A plausible implication is that sustained cultural change in IIR hinges on coordination among standards development, tool deployment, policy evolution, and everyday practices of professional recognition.
7. Conceptual and Analytical Models in Data Reuse
The sensemaking process for evaluating data reusability in IIR is best characterized as a multi-stage, interpretive workflow. Three functional clusters organize this activity (Koesten et al., 2019):
- Inspecting data: Assess basic structure, variable types, missingness, and scope.
- Engaging with content: Investigate encodings, perform initial analyses, flag data “strangeness.”
- Placing data in broader context: Connect dataset to experimental design, disciplinary standards, real-world representativeness, and provenance.
High-functioning documentation and data-delivery tools support these stages with layered documentation, provenance tracking, and mechanisms for collaborative sensemaking and annotation.
Formal models for reusability ( above), and frameworks such as the Stage-Based Model of RDM Commitment or URP (Ubiquitous Research Preservation) spectrum, provide analytical touchpoints for tool and workflow design, but, as yet, no standardized quantitative score is used in IIR practice (Jiang et al., 20 Dec 2025, Feger, 2020).

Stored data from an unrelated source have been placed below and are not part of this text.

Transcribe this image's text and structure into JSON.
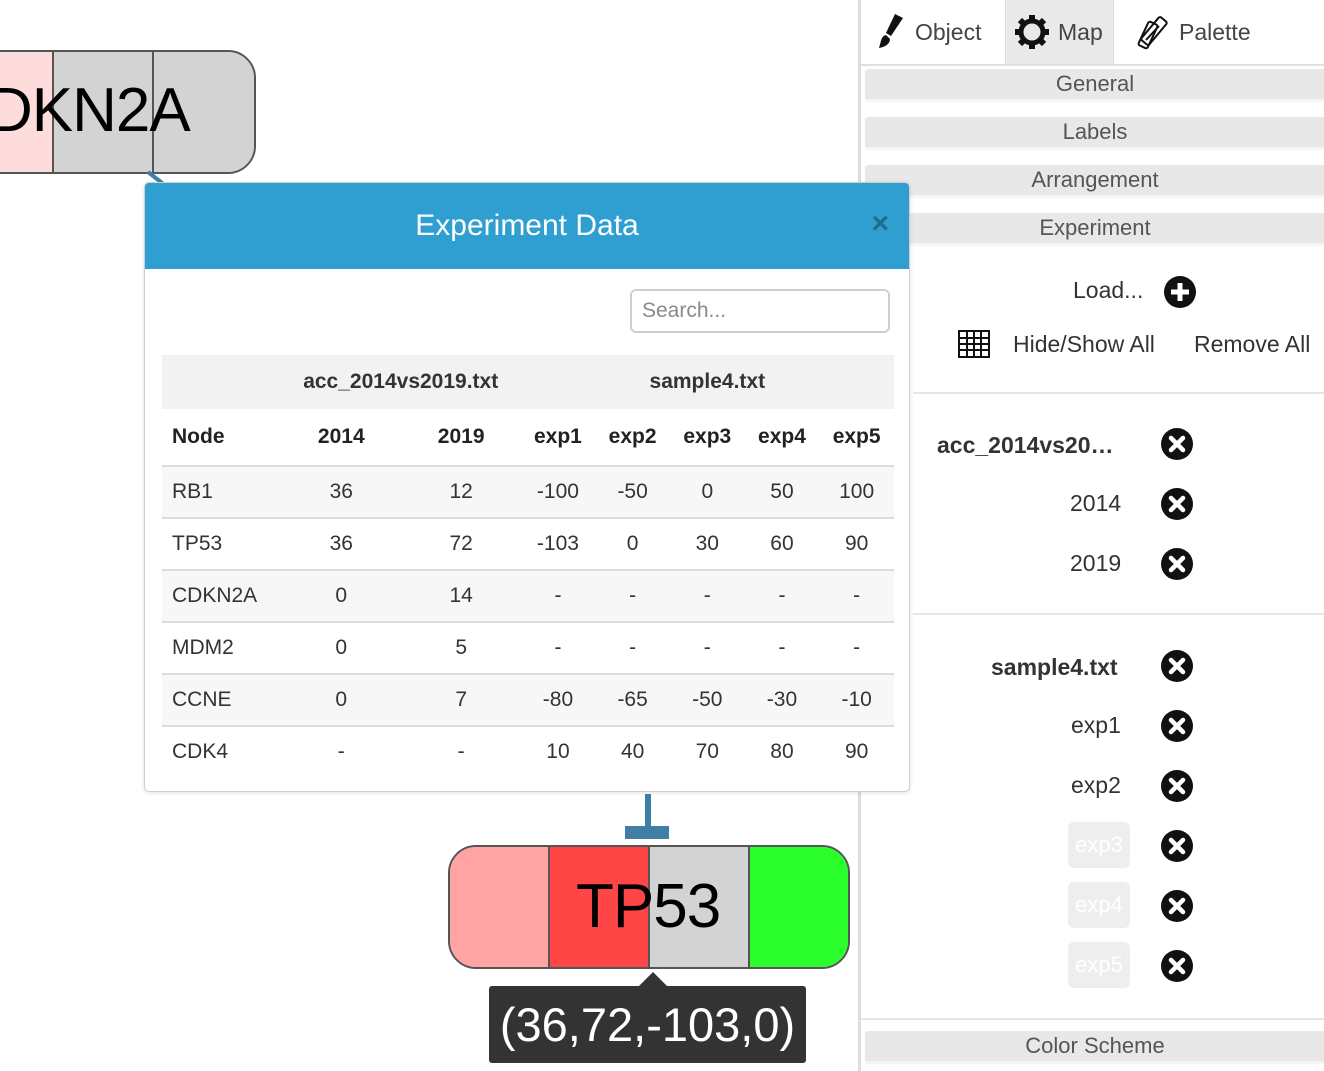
{
  "canvas": {
    "cdkn2a_node": {
      "label": "DKN2A"
    },
    "tp53_node": {
      "label": "TP53"
    },
    "tooltip": "(36,72,-103,0)"
  },
  "dialog": {
    "title": "Experiment Data",
    "close_glyph": "×",
    "search_placeholder": "Search...",
    "file_headers": [
      "acc_2014vs2019.txt",
      "sample4.txt"
    ],
    "columns": [
      "Node",
      "2014",
      "2019",
      "exp1",
      "exp2",
      "exp3",
      "exp4",
      "exp5"
    ],
    "rows": [
      [
        "RB1",
        "36",
        "12",
        "-100",
        "-50",
        "0",
        "50",
        "100"
      ],
      [
        "TP53",
        "36",
        "72",
        "-103",
        "0",
        "30",
        "60",
        "90"
      ],
      [
        "CDKN2A",
        "0",
        "14",
        "-",
        "-",
        "-",
        "-",
        "-"
      ],
      [
        "MDM2",
        "0",
        "5",
        "-",
        "-",
        "-",
        "-",
        "-"
      ],
      [
        "CCNE",
        "0",
        "7",
        "-80",
        "-65",
        "-50",
        "-30",
        "-10"
      ],
      [
        "CDK4",
        "-",
        "-",
        "10",
        "40",
        "70",
        "80",
        "90"
      ]
    ]
  },
  "panel": {
    "tabs": [
      "Object",
      "Map",
      "Palette"
    ],
    "sections": {
      "general": "General",
      "labels": "Labels",
      "arrangement": "Arrangement",
      "experiment": "Experiment",
      "color_scheme": "Color Scheme"
    },
    "load_label": "Load...",
    "hide_show_all": "Hide/Show All",
    "remove_all": "Remove All",
    "file1": {
      "name": "acc_2014vs20…",
      "experiments": [
        "2014",
        "2019"
      ]
    },
    "file2": {
      "name": "sample4.txt",
      "experiments": [
        "exp1",
        "exp2"
      ],
      "disabled": [
        "exp3",
        "exp4",
        "exp5"
      ]
    }
  },
  "colors": {
    "header_blue": "#2e9fd0",
    "edge_blue": "#3f7fa6",
    "low_pink": "#ffdcdc",
    "pink": "#ffa3a3",
    "red": "#ff4646",
    "gray": "#d3d3d3",
    "green": "#2bff2b"
  }
}
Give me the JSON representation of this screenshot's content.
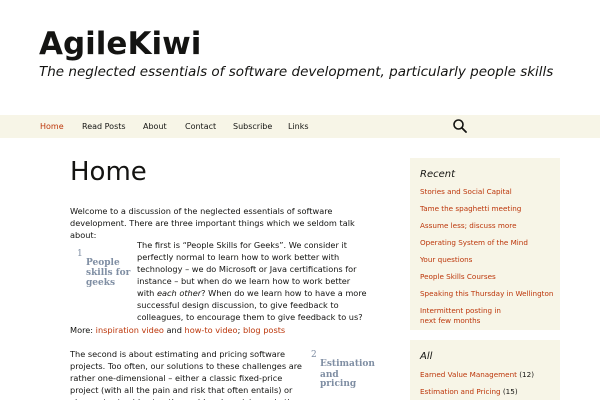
{
  "header": {
    "site_title": "AgileKiwi",
    "tagline": "The neglected essentials of software development, particularly people skills"
  },
  "nav": {
    "items": [
      "Home",
      "Read Posts",
      "About",
      "Contact",
      "Subscribe",
      "Links"
    ],
    "active": "Home",
    "search_icon": "search-icon"
  },
  "main": {
    "title": "Home",
    "intro": "Welcome to a discussion of the neglected essentials of software development.  There are three important things which we seldom talk about:",
    "inset1": {
      "num": "1",
      "label_lines": [
        "People",
        "skills for",
        "geeks"
      ]
    },
    "para1_a": "The first is “People Skills for Geeks”.  We consider it perfectly normal to learn how to work better with technology – we do Microsoft or Java certifications for instance – but when do we learn how to work better with ",
    "para1_em": "each other",
    "para1_b": "?  When do we learn how to have a more successful design discussion, to give feedback to colleagues, to encourage them to give feedback to us?",
    "more_label": "More: ",
    "more_link1": "inspiration video",
    "more_and": " and ",
    "more_link2": "how-to video",
    "more_sep": ";   ",
    "more_link3": "blog posts",
    "inset2": {
      "num": "2",
      "label_lines": [
        "Estimation",
        "and",
        "pricing"
      ]
    },
    "para2": "The second is about estimating and pricing software projects.  Too often, our solutions to these challenges are rather one-dimensional – either a classic fixed-price project (with all the pain and risk that often entails) or else we try to side-step the problem by pricing only the next iteration.  We"
  },
  "sidebar": {
    "recent_title": "Recent",
    "recent_items": [
      "Stories and Social Capital",
      "Tame the spaghetti meeting",
      "Assume less; discuss more",
      "Operating System of the Mind",
      "Your questions",
      "People Skills Courses",
      "Speaking this Thursday in Wellington",
      "Intermittent posting in next few months"
    ],
    "all_title": "All",
    "all_items": [
      {
        "label": "Earned Value Management",
        "count": " (12)"
      },
      {
        "label": "Estimation and Pricing",
        "count": " (15)"
      }
    ]
  },
  "colors": {
    "accent": "#bc360a",
    "nav_bg": "#f7f5e7",
    "widget_bg": "#f7f5e7",
    "inset_text": "#7f8ea3"
  }
}
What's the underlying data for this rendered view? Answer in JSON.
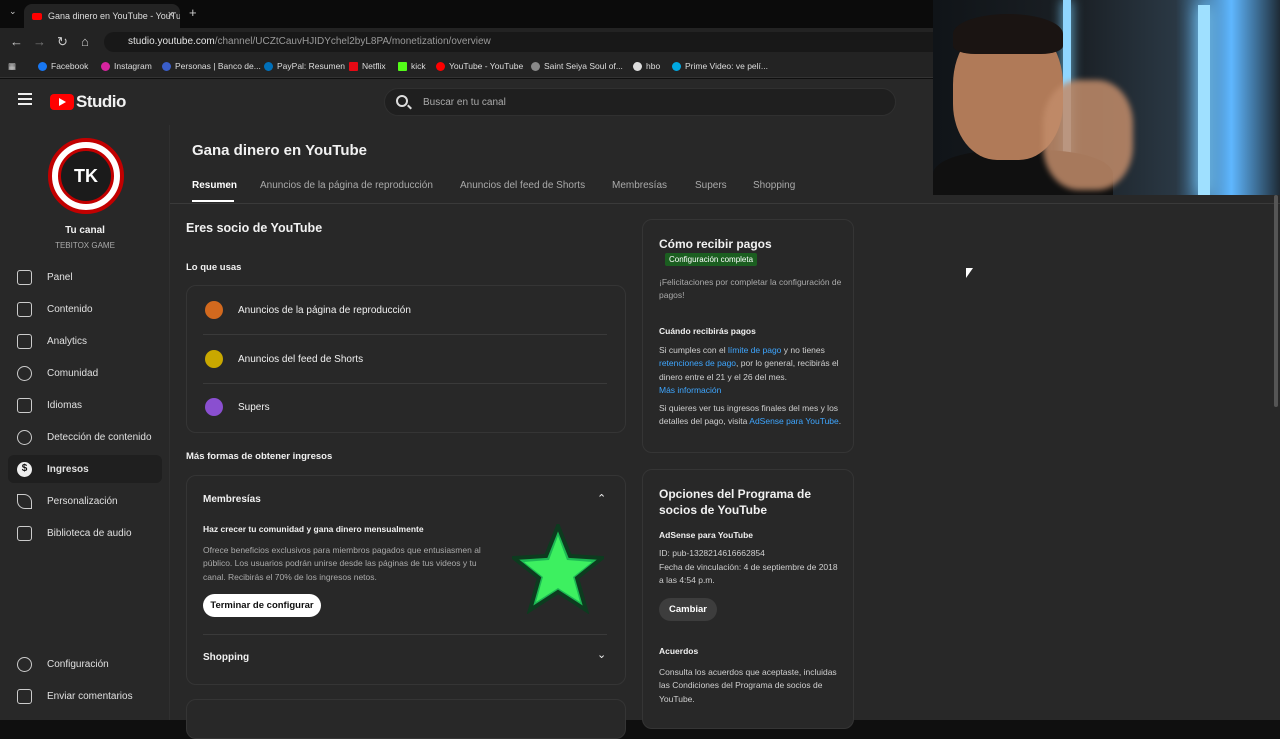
{
  "browser": {
    "tab_title": "Gana dinero en YouTube - YouTube",
    "url_domain": "studio.youtube.com",
    "url_path": "/channel/UCZtCauvHJIDYchel2byL8PA/monetization/overview",
    "bookmarks": [
      "Facebook",
      "Instagram",
      "Personas | Banco de...",
      "PayPal: Resumen",
      "Netflix",
      "kick",
      "YouTube - YouTube",
      "Saint Seiya Soul of...",
      "hbo",
      "Prime Video: ve pelí..."
    ]
  },
  "header": {
    "logo_text": "Studio",
    "search_placeholder": "Buscar en tu canal"
  },
  "sidebar": {
    "channel_label": "Tu canal",
    "channel_name": "TEBITOX GAME",
    "avatar_text": "TK",
    "items": [
      "Panel",
      "Contenido",
      "Analytics",
      "Comunidad",
      "Idiomas",
      "Detección de contenido",
      "Ingresos",
      "Personalización",
      "Biblioteca de audio"
    ],
    "footer_items": [
      "Configuración",
      "Enviar comentarios"
    ]
  },
  "page": {
    "title": "Gana dinero en YouTube",
    "tabs": [
      "Resumen",
      "Anuncios de la página de reproducción",
      "Anuncios del feed de Shorts",
      "Membresías",
      "Supers",
      "Shopping"
    ]
  },
  "left": {
    "heading": "Eres socio de YouTube",
    "using_label": "Lo que usas",
    "using_items": [
      "Anuncios de la página de reproducción",
      "Anuncios del feed de Shorts",
      "Supers"
    ],
    "more_label": "Más formas de obtener ingresos",
    "memberships_title": "Membresías",
    "memberships_sub": "Haz crecer tu comunidad y gana dinero mensualmente",
    "memberships_desc": "Ofrece beneficios exclusivos para miembros pagados que entusiasmen al público. Los usuarios podrán unirse desde las páginas de tus videos y tu canal. Recibirás el 70% de los ingresos netos.",
    "memberships_button": "Terminar de configurar",
    "shopping_title": "Shopping"
  },
  "payments": {
    "title": "Cómo recibir pagos",
    "badge": "Configuración completa",
    "congrats": "¡Felicitaciones por completar la configuración de pagos!",
    "when_title": "Cuándo recibirás pagos",
    "when_p1": "Si cumples con el",
    "when_link1": "límite de pago",
    "when_p2": "y no tienes",
    "when_link2": "retenciones de pago",
    "when_p3": ", por lo general, recibirás el dinero entre el 21 y el 26 del mes.",
    "more_info": "Más información",
    "final_p": "Si quieres ver tus ingresos finales del mes y los detalles del pago, visita",
    "final_link": "AdSense para YouTube",
    "final_end": "."
  },
  "program": {
    "title": "Opciones del Programa de socios de YouTube",
    "adsense_title": "AdSense para YouTube",
    "id_line": "ID: pub-1328214616662854",
    "link_date": "Fecha de vinculación: 4 de septiembre de 2018 a las 4:54 p.m.",
    "change_button": "Cambiar",
    "agreements_title": "Acuerdos",
    "agreements_text": "Consulta los acuerdos que aceptaste, incluidas las Condiciones del Programa de socios de YouTube."
  },
  "colors": {
    "accent_red": "#ff0000",
    "link": "#3ea6ff",
    "badge_green": "#1b5e20",
    "bg": "#282828"
  }
}
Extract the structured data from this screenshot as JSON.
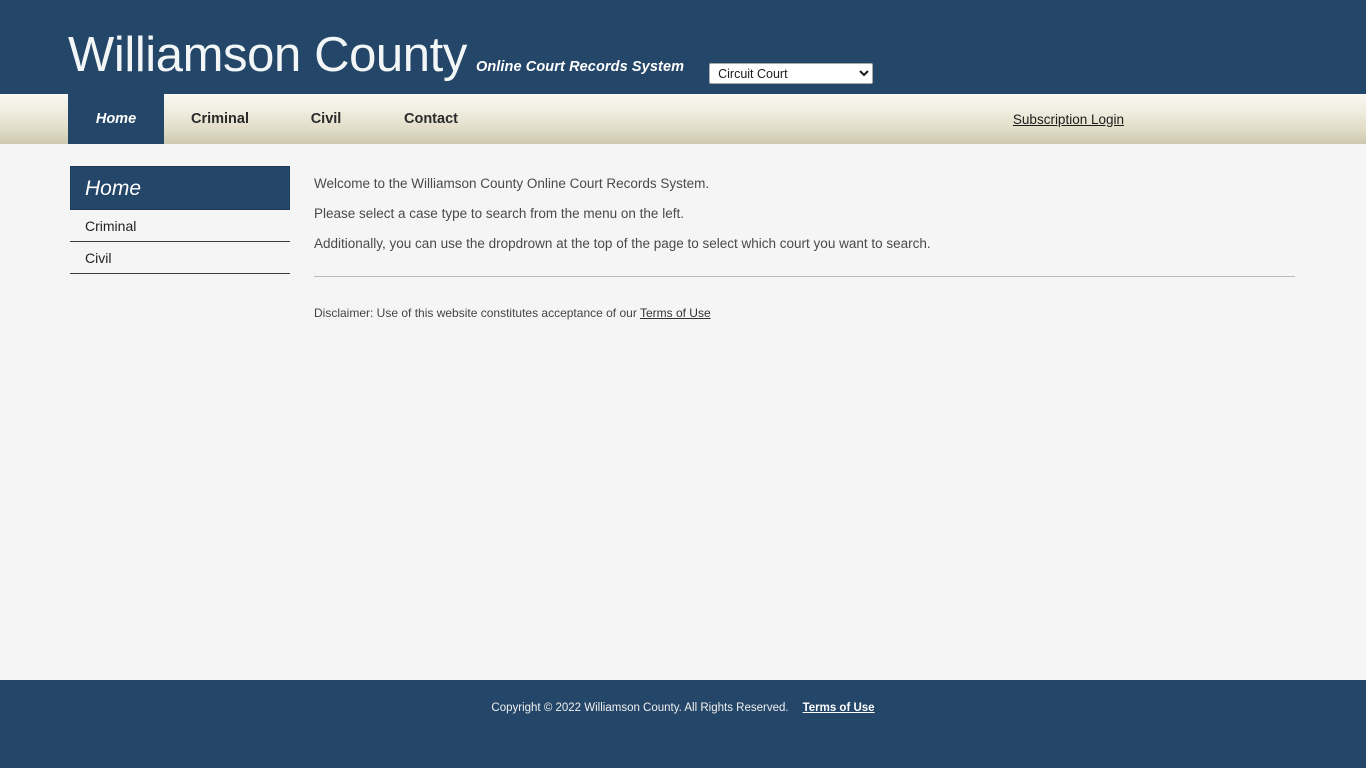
{
  "header": {
    "site_title": "Williamson County",
    "subtitle": "Online Court Records System",
    "court_select": {
      "selected": "Circuit Court",
      "options": [
        "Circuit Court"
      ]
    },
    "background_color": "#244668"
  },
  "nav": {
    "items": [
      {
        "label": "Home",
        "active": true
      },
      {
        "label": "Criminal",
        "active": false
      },
      {
        "label": "Civil",
        "active": false
      },
      {
        "label": "Contact",
        "active": false
      }
    ],
    "subscription_login": "Subscription Login"
  },
  "sidebar": {
    "header": "Home",
    "items": [
      {
        "label": "Criminal"
      },
      {
        "label": "Civil"
      }
    ]
  },
  "main": {
    "paragraphs": [
      "Welcome to the Williamson County Online Court Records System.",
      "Please select a case type to search from the menu on the left.",
      "Additionally, you can use the dropdrown at the top of the page to select which court you want to search."
    ],
    "disclaimer_prefix": "Disclaimer: Use of this website constitutes acceptance of our ",
    "disclaimer_link": "Terms of Use"
  },
  "footer": {
    "copyright": "Copyright © 2022 Williamson County. All Rights Reserved.",
    "terms_link": "Terms of Use"
  }
}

In summary, IIR researchers’ data reuse practices are complex, driven by epistemic, practical, and ethical considerations. The field is advancing toward more standardized, transparent, and sustainable data sharing and reuse, but faces persistent barriers in documentation quality, infrastructural fragmentation, and the nuanced demands of human-centric data. Emerging conceptual models and best-practice frameworks indicate a path forward toward a robust, FAIR-aligned data sharing culture in interactive information retrieval.